In so doing, she — and I — crossed from Mists of Pandaria content into storylines from Cataclsym, which themselves have far more meaning to players who saw the world in its pre-cataclysmic state than to those of us who bumbled along after. I am now playing CSI: Westfall, as I trace a murderer hither and yon through the zone and down the road into Duskwood.
Along the way I kill 10 or 12 of pretty much everything, because the locals asked me to and I’m just that nice a rogue. The lore’s a little muddled to my deeply-unfamiliar-with-WoW self, but nothing that I can’t manage to learn. I even found crafting trainers in Stormwind, and learned how to gather me some stuff so that nodes won’t have to lie around useless all the time.

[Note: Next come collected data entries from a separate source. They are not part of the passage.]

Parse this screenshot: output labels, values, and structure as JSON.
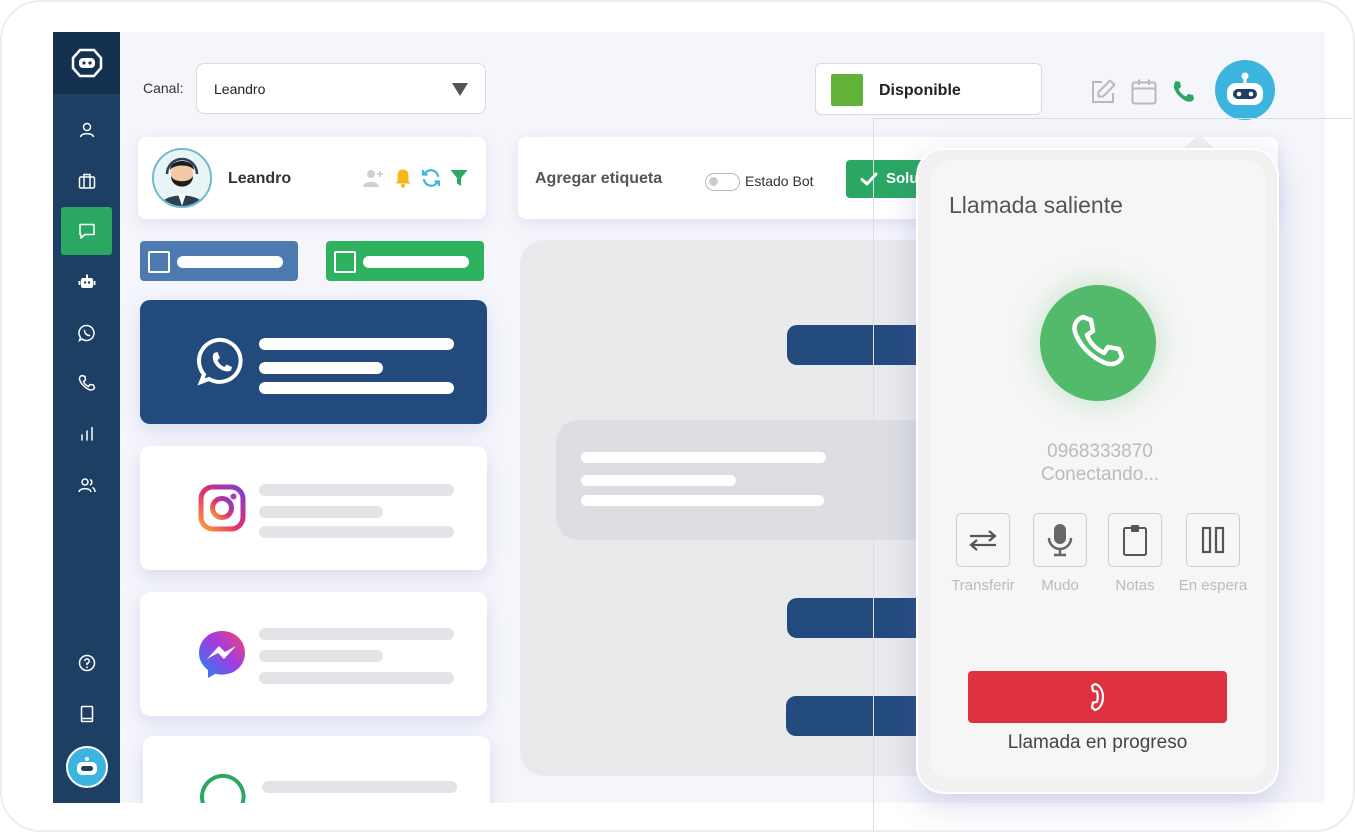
{
  "topbar": {
    "canal_label": "Canal:",
    "canal_value": "Leandro",
    "status_label": "Disponible",
    "status_color": "#62b23a"
  },
  "sidebar": {
    "items": [
      {
        "icon": "user-icon"
      },
      {
        "icon": "briefcase-icon"
      },
      {
        "icon": "chat-icon",
        "active": true
      },
      {
        "icon": "robot-icon"
      },
      {
        "icon": "whatsapp-icon"
      },
      {
        "icon": "phone-icon"
      },
      {
        "icon": "bar-chart-icon"
      },
      {
        "icon": "users-icon"
      },
      {
        "icon": "help-icon"
      },
      {
        "icon": "book-icon"
      }
    ]
  },
  "agent": {
    "name": "Leandro"
  },
  "channels": [
    {
      "icon": "whatsapp-icon",
      "selected": true
    },
    {
      "icon": "instagram-icon"
    },
    {
      "icon": "messenger-icon"
    },
    {
      "icon": "whatsapp-icon"
    }
  ],
  "chat": {
    "tag_label": "Agregar etiqueta",
    "bot_state_label": "Estado Bot",
    "solve_label": "Solu"
  },
  "call": {
    "title": "Llamada saliente",
    "number": "0968333870",
    "state": "Conectando...",
    "controls": [
      {
        "label": "Transferir",
        "icon": "transfer-icon"
      },
      {
        "label": "Mudo",
        "icon": "mic-icon"
      },
      {
        "label": "Notas",
        "icon": "notes-icon"
      },
      {
        "label": "En espera",
        "icon": "pause-icon"
      }
    ],
    "progress": "Llamada en progreso",
    "accent_green": "#53b96b",
    "hangup_color": "#de3240"
  },
  "colors": {
    "sidebar": "#1d3f63",
    "active": "#2aa763",
    "primary_dark": "#224a7d",
    "bot_blue": "#3bb5de"
  }
}
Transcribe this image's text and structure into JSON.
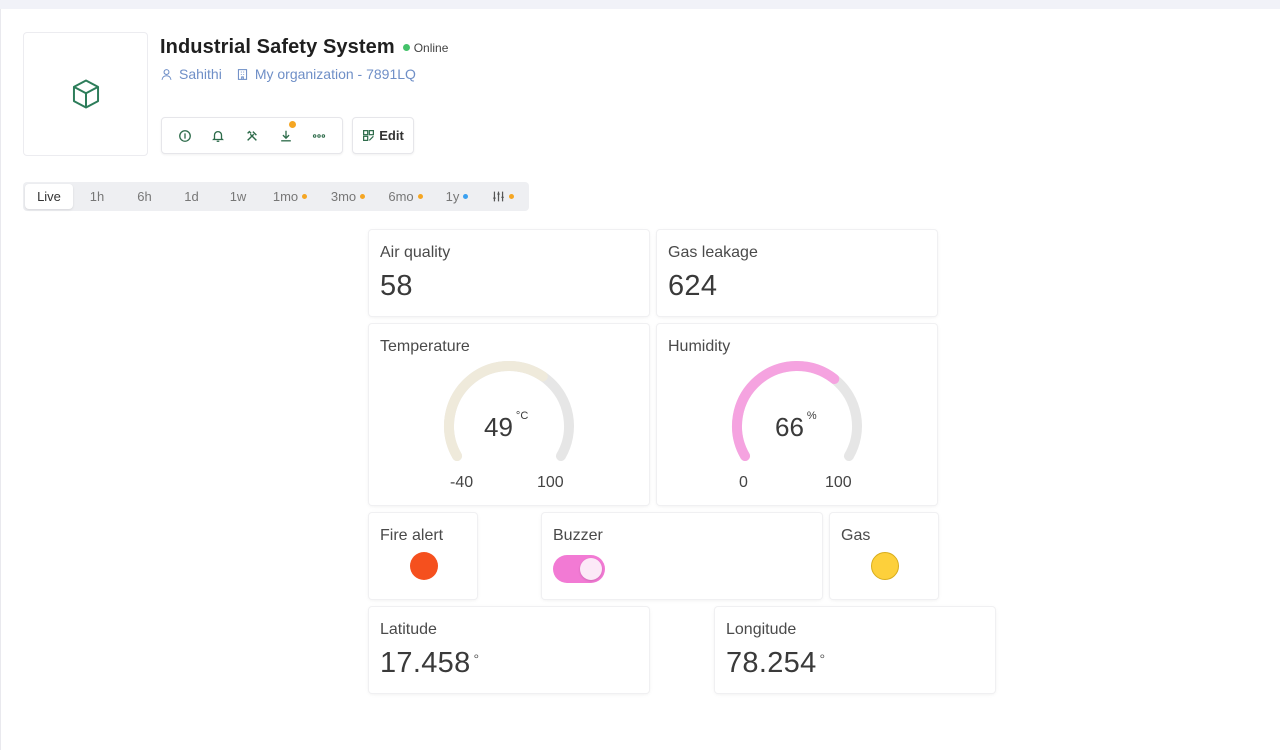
{
  "header": {
    "title": "Industrial Safety System",
    "status": "Online",
    "user": "Sahithi",
    "organization": "My organization - 7891LQ",
    "edit_label": "Edit"
  },
  "toolbar": {
    "icons": [
      "info-icon",
      "bell-icon",
      "tools-icon",
      "download-icon",
      "more-icon"
    ],
    "download_badge_color": "#f5a623"
  },
  "time_ranges": [
    {
      "label": "Live",
      "active": true
    },
    {
      "label": "1h"
    },
    {
      "label": "6h"
    },
    {
      "label": "1d"
    },
    {
      "label": "1w"
    },
    {
      "label": "1mo",
      "dot": "#f5a623"
    },
    {
      "label": "3mo",
      "dot": "#f5a623"
    },
    {
      "label": "6mo",
      "dot": "#f5a623"
    },
    {
      "label": "1y",
      "dot": "#3aa0f0"
    },
    {
      "label": "",
      "icon": "sliders-icon",
      "dot": "#f5a623"
    }
  ],
  "widgets": {
    "air_quality": {
      "label": "Air quality",
      "value": "58"
    },
    "gas_leakage": {
      "label": "Gas leakage",
      "value": "624"
    },
    "temperature": {
      "label": "Temperature",
      "value": "49",
      "unit": "°C",
      "min": "-40",
      "max": "100",
      "level": 0.6429,
      "color": "#efeadb"
    },
    "humidity": {
      "label": "Humidity",
      "value": "66",
      "unit": "%",
      "min": "0",
      "max": "100",
      "level": 0.66,
      "color": "#f5a3e0"
    },
    "fire_alert": {
      "label": "Fire alert",
      "color": "#f5501e"
    },
    "buzzer": {
      "label": "Buzzer",
      "on": true,
      "color": "#f27ad4"
    },
    "gas": {
      "label": "Gas",
      "color": "#fdd03b"
    },
    "latitude": {
      "label": "Latitude",
      "value": "17.458",
      "unit": "°"
    },
    "longitude": {
      "label": "Longitude",
      "value": "78.254",
      "unit": "°"
    }
  }
}
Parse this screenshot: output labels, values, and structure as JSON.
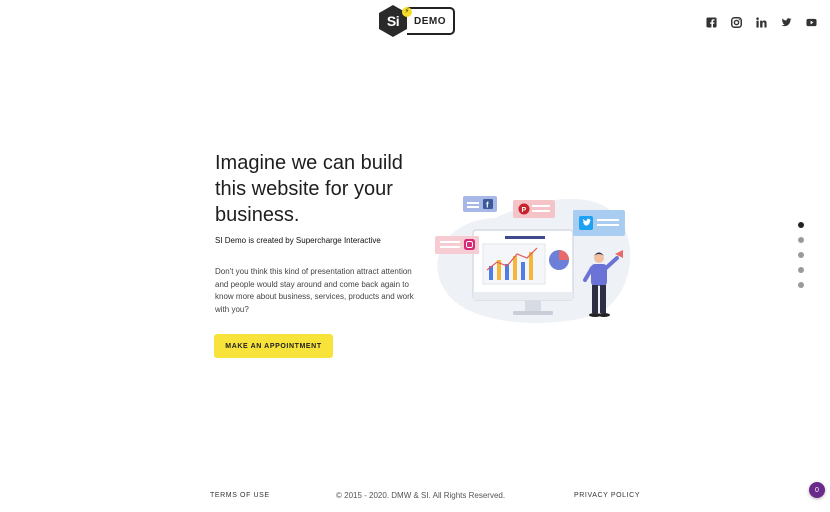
{
  "header": {
    "logo": {
      "mark": "Si",
      "label": "DEMO"
    },
    "social": [
      {
        "name": "facebook-icon"
      },
      {
        "name": "instagram-icon"
      },
      {
        "name": "linkedin-icon"
      },
      {
        "name": "twitter-icon"
      },
      {
        "name": "youtube-icon"
      }
    ]
  },
  "hero": {
    "title_line1": "Imagine we can build",
    "title_line2": "this website for your",
    "title_line3": "business.",
    "subtitle": "SI Demo is created by Supercharge Interactive",
    "body": "Don't you think this kind of presentation attract attention and people would stay around and come back again to know more about business, services, products and work with you?",
    "cta_label": "MAKE AN APPOINTMENT"
  },
  "pagination": {
    "count": 5,
    "active_index": 0
  },
  "footer": {
    "terms": "TERMS OF USE",
    "copyright": "© 2015 - 2020. DMW & SI. All Rights Reserved.",
    "privacy": "PRIVACY POLICY",
    "chat_badge": "0"
  },
  "colors": {
    "accent": "#f7e33a",
    "dark": "#222222",
    "chat": "#6a2a8a"
  }
}
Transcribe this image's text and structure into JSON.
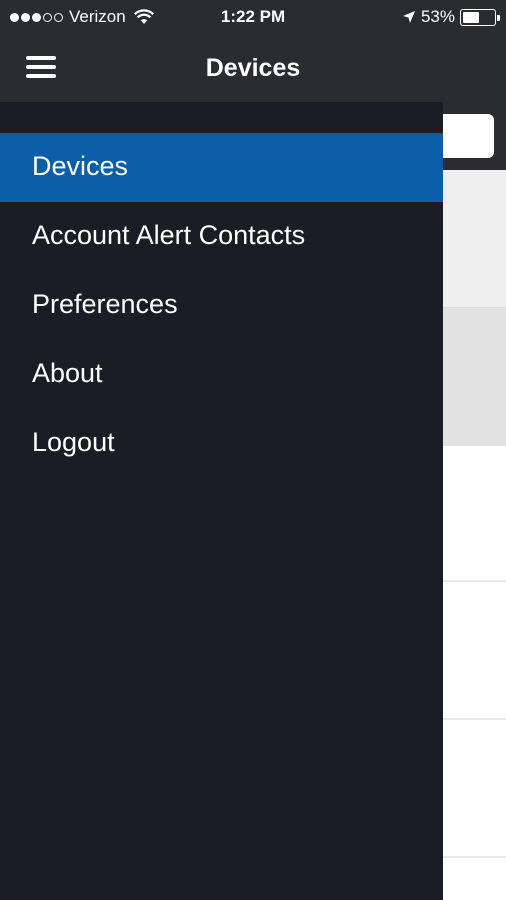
{
  "status_bar": {
    "carrier": "Verizon",
    "time": "1:22 PM",
    "battery_percent": "53%",
    "battery_level": 0.53,
    "signal_bars_filled": 3,
    "signal_bars_total": 5,
    "icons": [
      "wifi-icon",
      "location-arrow-icon",
      "battery-icon"
    ]
  },
  "nav": {
    "title": "Devices",
    "menu_icon": "hamburger-menu-icon"
  },
  "drawer": {
    "items": [
      {
        "label": "Devices",
        "active": true
      },
      {
        "label": "Account Alert Contacts",
        "active": false
      },
      {
        "label": "Preferences",
        "active": false
      },
      {
        "label": "About",
        "active": false
      },
      {
        "label": "Logout",
        "active": false
      }
    ]
  },
  "colors": {
    "header_bg": "#2b2c30",
    "drawer_bg": "#1c1d24",
    "active_item_bg": "#0a5ea8",
    "text": "#ffffff"
  }
}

Clearly, “go see the trainer” is the preferred mechanism of pretty much everything in this game. Trainers to teach riding, trainers to teach mining, trainers later in the game to teach fancier riding, trainers for skills, trainers for unlearning skills. I’m tiring of trainers, and of having to spend either coin or excessive time running back and forth to Stormwind every so often when I realise there is some other trainer I should see.
But I know this too shall pass. Levelling to 20 is taking me far longer than it should, but the reward for reaching it will be becoming a whole character, unlocking the things that require incessant trainer visits and spreading it out a little more into the decade levels.
Meanwhile, the low-level panda experience has long since ceased to be, well, the panda experience. Mists of Pandaria took me as far as level 12; at this point, I may as well have rolled any other race and just considered it all the Cataclysm experience.
The thing I didn’t expect is that I’m kind of starting to miss the Pandaren story. I didn’t love the Wandering Isle while I was there, and found its pastiche of appropriated east Asian cultures to be vaguely uncomfortable. But with Aysa and Ji in separate cities, and me toiling around the Eastern Kingdoms, far from Pandaria, I’m starting to feel the absence of that connection.
Whenever I write about my experiences with World of Warcraft, I hear from a veritable legion of fans who more or less tell me I’m playing it wrong, or that I clearly don’t play MMOs for the same reason WoW players do. There may be something to this. I don’t care terribly much about dungeon runs or raiding; I don’t need my MMOs to be entirely about the destination and not about the journey. And yet, with WoW being a full eight years old, even revamped and rejuvenated lowbie zones aren’t at all the point of the game anymore.
So I hope to see some connection to Pandaria before the slog to 85 is over, because for me that’s going to be quite some time in coming. As for the current view on the late-game front, our high level expert, Mike Fahey, reports that he has just reached level 87 and looks forward to farming. “Not gold farm,” he adds, “actual in-game farming.”